In the acute setting of an MI, when the plaque has ruptured, “you’ve now basically got an ulcer on the surface of your coronary artery, which is very thrombogenic, [so] giving an aspirin in that setting is likely to do good because you can’t bleed into the plaque anymore because it’s already ruptured,” Cleland said. Once everything is healed, however, “you might stop thrombus with aspirin, but you’ll increase bleeding with aspirin. And so you’re giving with one hand and taking away with the other. And we don’t know which is the best thing to do. And maybe they just cancel each other out.”

Overall, he said, “my point of view is that we’ve got pretty good evidence that giving aspirin for 28 days is beneficial. I could eke that out to 3 months based on some slim evidence. But beyond 3 months, we really don’t have the evidence and we could be doing more harm than good.”

This is an important issue to work out because there are millions of people taking aspirin—with its potential complications—every day, Cleland said, noting that there are implications for drug development and the economics of healthcare as well. Companies are trying to develop new and improved antiplatelet drugs based on the perceived need for such treatment for secondary prevention.

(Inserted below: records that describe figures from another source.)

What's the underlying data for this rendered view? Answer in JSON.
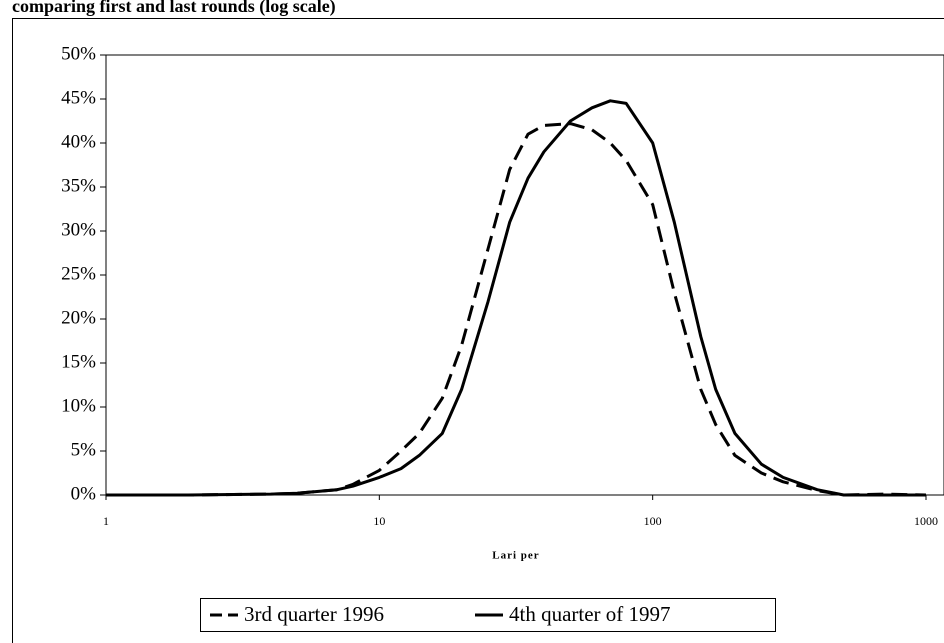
{
  "chart_data": {
    "type": "line",
    "title": "comparing first and last rounds (log scale)",
    "xlabel": "Lari per",
    "xscale": "log",
    "x": [
      1,
      2,
      4,
      5,
      7,
      8,
      10,
      12,
      14,
      17,
      20,
      25,
      30,
      35,
      40,
      50,
      60,
      70,
      80,
      100,
      120,
      150,
      170,
      200,
      250,
      300,
      400,
      500,
      700,
      1000
    ],
    "series": [
      {
        "name": "3rd quarter 1996",
        "color": "#000000",
        "dash": true,
        "values": [
          0,
          0,
          0.1,
          0.2,
          0.6,
          1.2,
          2.8,
          5,
          7,
          11,
          17,
          28,
          37,
          41,
          42,
          42.2,
          41.5,
          40,
          38,
          33,
          23,
          12,
          8,
          4.5,
          2.5,
          1.5,
          0.5,
          0,
          0.1,
          0
        ]
      },
      {
        "name": "4th quarter of 1997",
        "color": "#000000",
        "dash": false,
        "values": [
          0,
          0,
          0.1,
          0.2,
          0.6,
          1,
          2,
          3,
          4.5,
          7,
          12,
          22,
          31,
          36,
          39,
          42.5,
          44,
          44.8,
          44.5,
          40,
          31,
          18,
          12,
          7,
          3.5,
          2,
          0.6,
          0,
          0,
          0
        ]
      }
    ],
    "xlim": [
      1,
      1000
    ],
    "xticks": [
      1,
      10,
      100,
      1000
    ],
    "ylim": [
      0,
      50
    ],
    "yticks": [
      {
        "value": 0,
        "label": "0%"
      },
      {
        "value": 5,
        "label": "5%"
      },
      {
        "value": 10,
        "label": "10%"
      },
      {
        "value": 15,
        "label": "15%"
      },
      {
        "value": 20,
        "label": "20%"
      },
      {
        "value": 25,
        "label": "25%"
      },
      {
        "value": 30,
        "label": "30%"
      },
      {
        "value": 35,
        "label": "35%"
      },
      {
        "value": 40,
        "label": "40%"
      },
      {
        "value": 45,
        "label": "45%"
      },
      {
        "value": 50,
        "label": "50%"
      }
    ],
    "grid": false,
    "legend": "bottom"
  }
}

“I think that we need to sort out whether people are chasing the right concepts, whether this is worth investing billions of dollars in,” he said.

This issue is part of a larger discussion about how therapies should be given to patients with cardiovascular disease, McEvoy said. “We’ve taken an approach, which is understandable, around new therapies being added to the approved guideline-recommended therapies at a given time. So it’s this kind of add-on approach.”

But, he continued, “there’s been increasingly a move to look at whether or not we can start to subtract in the context of modern therapy.”

In heart failure, for instance, patients are now being treated with up to six guideline-recommend medications. “And some of those medicines in the context of the newer add-on therapies may not be as effective as we once thought they were,” McEvoy said. “We need to think about not just adding on every time we have a new evidence-based medicine, but maybe [also] think about where we can do some subtraction.”